До слез… Только на волю она, конечно же, слезы свои не выпустила. Коротко и неслышно дернув губами (то ли сплюнула, то ли словечко пакостное шепнула), Векша крутнулась на пятках, и будто выдуло ее со двора – лишь красный подол мелькнул да перелаз скрипнул, как вскрикнул.

Несколько мгновений Кудеслав задумчиво поглядывал то на скребущих затылки Горютиных сынов, то на веселящегося тестя. Потом спросил:

– Что еще за Чаруса такой?

Горюта уже не хохотал – он икал и выл от восторга. Кудеслав терпеливо ждал окончания этого припадка. И дождался.

– Чаруса! – Векшин родитель с немалым трудом перевел дух, уселся более или менее прямо и стал утирать ладонями заслезившиеся глаза. – Ты, дурень, Чарусу-старика не опасайся, там куда как моложе сыщется! Ну, чего вытаращился, пень буреломный? Ежели у тебя, дубины сорокалетней, хватило ума юницу за себя взять, так уж научайся временами глазенки свои медвежьи зажмуривать да прикидываться непонятливым. Уразумел, что ли? Тебе же, недоладному, лучше выйдет. Ежели ты сам не способный жене дитятю состругать, так уж пускай…

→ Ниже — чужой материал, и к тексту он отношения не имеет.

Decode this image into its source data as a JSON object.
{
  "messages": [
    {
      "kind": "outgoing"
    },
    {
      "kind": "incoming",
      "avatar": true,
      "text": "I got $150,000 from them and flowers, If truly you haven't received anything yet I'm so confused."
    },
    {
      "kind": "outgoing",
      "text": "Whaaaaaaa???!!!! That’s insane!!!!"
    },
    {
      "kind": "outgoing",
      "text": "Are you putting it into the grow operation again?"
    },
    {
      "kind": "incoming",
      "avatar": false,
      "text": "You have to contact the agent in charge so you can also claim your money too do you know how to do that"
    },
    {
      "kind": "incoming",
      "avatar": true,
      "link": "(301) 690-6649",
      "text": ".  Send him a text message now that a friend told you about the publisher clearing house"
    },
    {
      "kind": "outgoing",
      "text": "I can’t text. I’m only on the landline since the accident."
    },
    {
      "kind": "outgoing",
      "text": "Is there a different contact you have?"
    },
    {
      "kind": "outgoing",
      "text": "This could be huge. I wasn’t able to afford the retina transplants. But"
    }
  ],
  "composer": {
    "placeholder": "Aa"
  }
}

Дальше Мечник не слушал. С горьким тягучим вздохом он осторожно поднялся на ноги и шагнул к тестю, поворачиваясь так, чтобы заслонить того от взглядов переминающихся внизу сыновей.

В самый последний миг Горюта, кажется, все-таки почуял неладное. Во всяком случае, когда Мечник уже придвинулся вплотную и навис над беспечно рассевшимся говоруном, тот вдруг переменился в лице, смолк и дернулся было: не то вскочить хотел, не то еще что…

Нет, не удалась ему эта попытка.

Почти неуловимым для глаз стремительным и коротким движением левой руки Кудеслав прочно ухватил Горютину бороденку.

Мгновенье-другое обалдевший от неслыханной зятевой дерзости Горюта сидел неподвижно и молча. Лицо его вновь налилось жгучей багровостью – на сей раз вовсе не от веселья. Опомнившись наконец, Векшин родитель трепыхнулся, пытаясь вырваться, и сильно ударил кулаком посягнувшую на украшенье его лица руку Мечника. Только и вышло с этого проку, что кулак зашиб – словно бы по дубовому полену ударил.

А Кудеслав надвинулся ближе, чуть повернул стиснутую пятерню, заставив тестя вздернуть подбородок и неестественно выгнуть спину. Горюта распахнул было рот и втянул в грудь побольше воздуху… да так и застыл. Под нарочитой скукой Мечникова лица, под чрезмерным безразличием его прищуренных, сделавшихся почти черными глаз распознавалось нечто такое, от чего уже готовая рвануться на волю брань словно примерзла к Горютиным губам.

Чуть скривив пропитавшиеся дождевой влагой усы, Кудеслав проговорил тихо, но очень внятно:

– Слышь, ты… те-стю-шка… Мне твоя гавкотня уже колом в ушах стоит. Я было решил терпеть ради Векши, а только терпенье-то у меня не железное. И если ты впредь хоть единожды при мне брехало свое вонючее распахнешь… Если ты хоть раз еще вздумаешь корчить из себя невесть что… Ох же тогда и огорчу я дочку твою! Понял?!

Горюта вновь трепыхнулся, просипел, брызжа слюной:

– Ты… У моего очага… Под моею кровлей… Смеешь…

– Смею, тестюшка, смею! – ощерился Кудеслав. – Только не под кровлею, а на ней – это ты небось с перепугу напутал, где мы да что… А в смелости моей себя вини, пустобреха: довел-таки. Благодарствуй хотя бы на том, что от присных твоих бесчестье твое скрываю… пока. – Он еще крепче стиснул пальцы, запутавшиеся в липких прядях Горютиной бороденки. – Что же до очага, то мне близ твоего огня греться счастье невеликое. Но уж покуда приходится нам с тобой рядом жить, ты меня лучше не зли, слышишь?!